Ettinger, known as the “father of cryonics,” popularized the idea in his 1962 book, The Prospect of Immortality. (Isaac Asimov, the renowned biochemist and science-fiction writer, helped Ettinger publish the book.) Cryonicists believe that technology will sufficiently advance to a point where cells can be rejuvenated and the aging process reversed. In practice, legally deceased patients arrive at a cryonics facility packed in ice. Cryonicists interrupt the dying process by draining the blood from the body and perfusing the corpse with a mixture of antifreeze and organ-preserving chemicals, known as cryoprotective agents. The body is then transformed into a vitrified state and lowered into a below-freezing chamber filled with liquid nitrogen, where it lies in wait for a future generation to restore it.

As of 2014, there were more than 300 cryogenically frozen individuals in the United States, another 50 in Russia, and a few thousand “contracted members” who had signed up to be frozen upon death.

“I’m thinking that in 50 to 100 years, people will start being recovered,” Best says in the film. “People will be rejuvenated to a youthful condition, and any disease they had, cured.”

Kane said that cryonicists don’t pretend to know what form these death-evading technologies will take, “so the current focus is on how to best preserve the body so that future advanced generations can successfully revive them.”

In the film, Ettinger, whom Kane and Koury interviewed before his death, says that many people mistakenly regard cryonics as an effort to achieve immortality. “I’m not talking about living forever,” he says. “I’m talking about waking up tomorrow. When people say they don’t want to extend their lives, they’re talking without thinking. There are very few people who don’t want to wake up tomorrow.”

Koury told me that he was pleasantly surprised by Ettinger’s confidence surrounding the process—“not that it would definitely happen, but that it was definitely the right decision to take the chance.
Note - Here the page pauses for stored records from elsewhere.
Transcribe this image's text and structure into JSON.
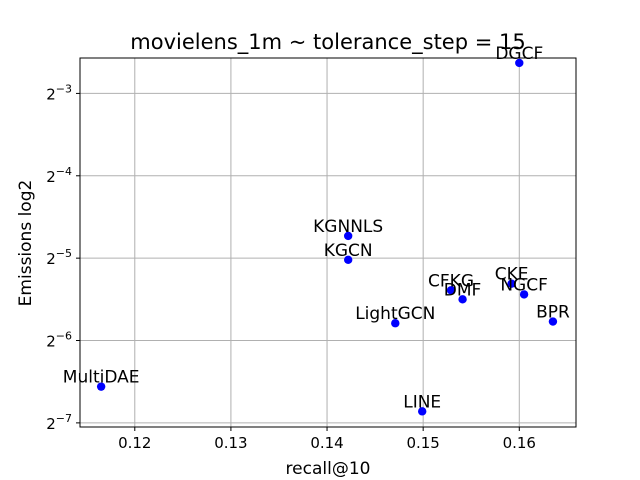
{
  "chart_data": {
    "type": "scatter",
    "title": "movielens_1m ~ tolerance_step = 15",
    "xlabel": "recall@10",
    "ylabel": "Emissions log2",
    "xlim": [
      0.1143,
      0.1659
    ],
    "ylim": [
      -7.05,
      -2.57
    ],
    "y_scale": "log2",
    "grid": true,
    "marker_color": "#0000ff",
    "x_ticks": [
      {
        "value": 0.12,
        "label": "0.12"
      },
      {
        "value": 0.13,
        "label": "0.13"
      },
      {
        "value": 0.14,
        "label": "0.14"
      },
      {
        "value": 0.15,
        "label": "0.15"
      },
      {
        "value": 0.16,
        "label": "0.16"
      }
    ],
    "y_ticks": [
      {
        "value": -7,
        "base": "2",
        "exp": "−7"
      },
      {
        "value": -6,
        "base": "2",
        "exp": "−6"
      },
      {
        "value": -5,
        "base": "2",
        "exp": "−5"
      },
      {
        "value": -4,
        "base": "2",
        "exp": "−4"
      },
      {
        "value": -3,
        "base": "2",
        "exp": "−3"
      }
    ],
    "points": [
      {
        "name": "DGCF",
        "x": 0.16,
        "y": -2.63
      },
      {
        "name": "KGNNLS",
        "x": 0.1422,
        "y": -4.73
      },
      {
        "name": "KGCN",
        "x": 0.1422,
        "y": -5.02
      },
      {
        "name": "CFKG",
        "x": 0.1529,
        "y": -5.39
      },
      {
        "name": "DMF",
        "x": 0.1541,
        "y": -5.5
      },
      {
        "name": "CKE",
        "x": 0.1592,
        "y": -5.31
      },
      {
        "name": "NGCF",
        "x": 0.1605,
        "y": -5.44
      },
      {
        "name": "BPR",
        "x": 0.1635,
        "y": -5.77
      },
      {
        "name": "LightGCN",
        "x": 0.1471,
        "y": -5.79
      },
      {
        "name": "MultiDAE",
        "x": 0.1165,
        "y": -6.56
      },
      {
        "name": "LINE",
        "x": 0.1499,
        "y": -6.86
      }
    ]
  }
}
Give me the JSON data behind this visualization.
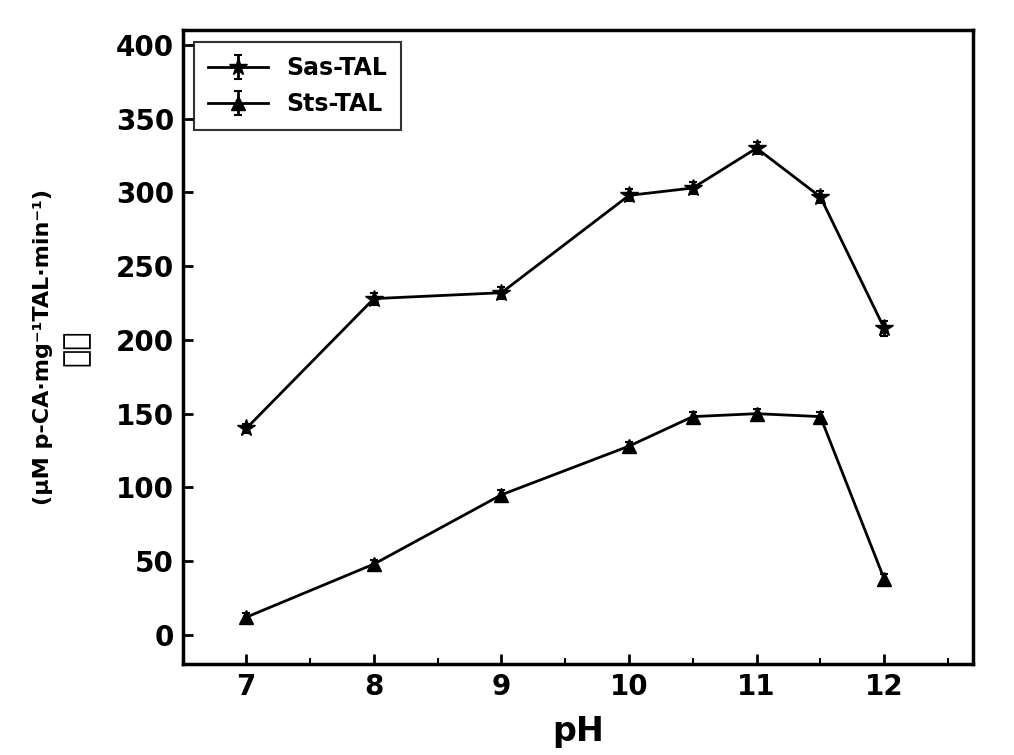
{
  "sas_tal_x": [
    7,
    8,
    9,
    10,
    10.5,
    11,
    11.5,
    12
  ],
  "sas_tal_y": [
    140,
    228,
    232,
    298,
    303,
    330,
    297,
    208
  ],
  "sas_tal_yerr": [
    3,
    4,
    4,
    4,
    4,
    4,
    4,
    5
  ],
  "sts_tal_x": [
    7,
    8,
    9,
    10,
    10.5,
    11,
    11.5,
    12
  ],
  "sts_tal_y": [
    12,
    48,
    95,
    128,
    148,
    150,
    148,
    38
  ],
  "sts_tal_yerr": [
    3,
    3,
    3,
    3,
    3,
    3,
    3,
    3
  ],
  "xlabel": "pH",
  "ylabel_unit": "(μM p-CA·mg⁻¹TAL·min⁻¹)",
  "ylabel_chinese": "活性",
  "legend_sas": "Sas-TAL",
  "legend_sts": "Sts-TAL",
  "xlim": [
    6.5,
    12.7
  ],
  "ylim": [
    -20,
    410
  ],
  "xticks": [
    7,
    8,
    9,
    10,
    11,
    12
  ],
  "yticks": [
    0,
    50,
    100,
    150,
    200,
    250,
    300,
    350,
    400
  ],
  "line_color": "#000000",
  "background_color": "#ffffff"
}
If it works, we’ll have an opportunity to live again. If it doesn’t, then the worms get you either way.”

In a 2015 article in the Journal of Medical Ethics, the University of Oslo philosopher Ole Martin Moen upheld Ettinger’s perspective. “Reviving cryopreserved persons, though it cannot be done today,” Moen wrote, “does not require the development of radically new technologies; it requires further refinement and convergence of technologies that already exist … it is rational to opt for a small chance of survival when the alternative is no chance at all.”

Cryonics has also met with skepticism across the scientific community. The main argument is that cryopreservation techniques would cause irreversible brain damage, rendering revival an untenable proposition.

When I asked Koury and Kane whether they were willing to sign up to be cryonically preserved after their own death, neither seemed totally convinced. “It’s just not for me,” Koury said. “I certainly don’t bemoan anyone who chooses to take this path, though. It’s a little strange, but not really that much weirder than some of our other traditions surrounding death—embalming and showcasing a dead body is pretty weird.”

Kane was slightly more amenable to the idea. “I have to admit that sometimes, when I’m having one of those moments late at night, staring into the existential abyss, I try to envision it,” he said. “But it ends up feeling like a Band-Aid for the larger spiritual, eternal mysteries we all must face eventually.”